# Ptolemy's Inequality

Ptolemy's Inequality is a famous inequality attributed to the Greek mathematician Ptolemy.

## Theorem

The inequality states that in for four points $A, B, C, D$ in the plane, $AB \cdot CD + BC \cdot DA \ge AC \cdot BD$,

with equality for any cyclic quadrilateral $ABCD$ with diagonals $AC$ and $BD$.

This also holds if $A,B,C,D$ are four points in space not in the same plane, but equality can't be achieved.

## Proof for Coplanar Case

We construct a point $P$ such that the triangles $APB, \; DCB$ are similar and have the same orientation. In particular, this means that $BD = \frac{BA \cdot DC }{AP} \; (1)$.

But since this is a spiral similarity, we also know that the triangles $ABD, \; PBC$ are also similar, which implies that $BD = \frac{BC \cdot AD}{PC} \; (2)$.

Now, by the triangle inequality, we have $AP + PC \ge AC$. Multiplying both sides of the inequality by $BD$ and using equations $(1)$ and $(2)$ gives us $BA \cdot DC + BC \cdot AD \ge AC \cdot BD$,

which is the desired inequality. Equality holds iff. $A$, $P$, and ${C}$ are collinear. But since the triangles $BAP$ and $BDC$ are similar, this would imply that the angles $BAC$ and $BDC$ are congruent, i.e., that $ABCD$ is a cyclic quadrilateral.

## Outline for 3-D Case

Construct a sphere passing through the points $B,C,D$ and intersecting segments $AB,AC,AD$ and $E,F,G$. We can now prove it through similar triangles, since the intersection of a sphere and a plane is always a circle.

## Proof for All Dimensions?

Let any four points be denoted by the vectors $\bold a,\bold b,\bold c,\bold d$.

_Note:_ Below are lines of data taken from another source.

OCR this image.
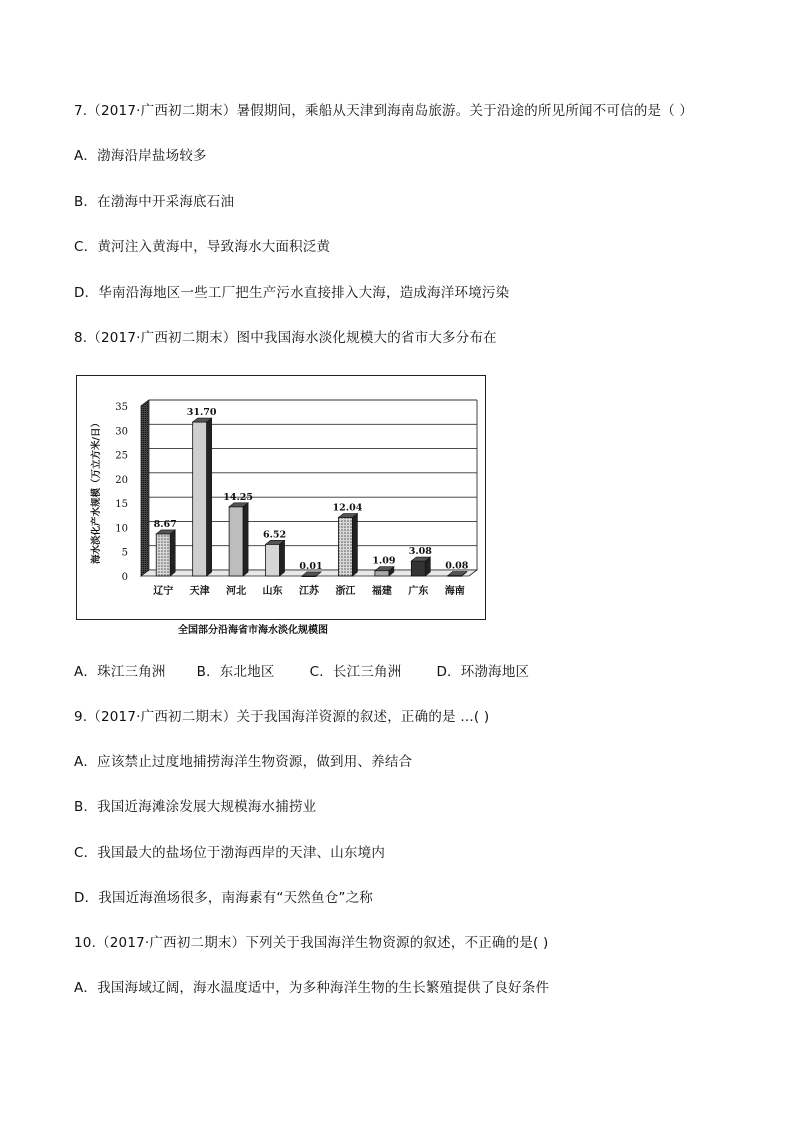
7.（2017·广西初二期末）暑假期间，乘船从天津到海南岛旅游。关于沿途的所见所闻不可信的是（ ）
A．渤海沿岸盐场较多
B．在渤海中开采海底石油
C．黄河注入黄海中，导致海水大面积泛黄
D．华南沿海地区一些工厂把生产污水直接排入大海，造成海洋环境污染
8.（2017·广西初二期末）图中我国海水淡化规模大的省市大多分布在
0
5
10
15
20
25
30
35
海水淡化产水规模（万立方米/日）	8.67
辽宁
31.70
天津
14.25
河北
6.52
山东
0.01
江苏
12.04
浙江
1.09
福建
3.08
广东
0.08
海南
全国部分沿海省市海水淡化规模图
A．珠江三角洲 B．东北地区	C．长江三角洲	D．环渤海地区
9.（2017·广西初二期末）关于我国海洋资源的叙述，正确的是 …( )
A．应该禁止过度地捕捞海洋生物资源，做到用、养结合
B．我国近海滩涂发展大规模海水捕捞业
C．我国最大的盐场位于渤海西岸的天津、山东境内
D．我国近海渔场很多，南海素有“天然鱼仓”之称
10.（2017·广西初二期末）下列关于我国海洋生物资源的叙述，不正确的是( )
A．我国海域辽阔，海水温度适中，为多种海洋生物的生长繁殖提供了良好条件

Note that $(\bold a-\bold b)\cdot(\bold c-\bold d)+(\bold a-\bold d)\cdot(\bold b-\bold c)$ $=\bold a\cdot\bold c-\bold a\cdot\bold d-\bold b\cdot\bold c+\bold b\cdot\bold d+\bold a\cdot\bold b-\bold a\cdot\bold c-\bold d\cdot\bold b+\bold d\cdot\bold c$ $=\bold a\cdot\bold b-\bold a\cdot\bold d-\bold b\cdot\bold c+\bold c\cdot\bold d$ $=(\bold a-\bold c)\cdot(\bold b-\bold d)$.

From the Triangle Inequality, $|(\bold a-\bold b)\cdot(\bold c-\bold d)|+|(\bold a-\bold d)\cdot(\bold b-\bold c)|\ge|(\bold a-\bold c)\cdot(\bold b-\bold d)|$ $\implies|\bold a-\bold b| |\bold c-\bold d|+|\bold a-\bold d| |\bold b-\bold c|\ge|\bold a-\bold c| |\bold b-\bold d|$ $\implies AB\cdot CD+AD\cdot BC\ge AC\cdot BD$.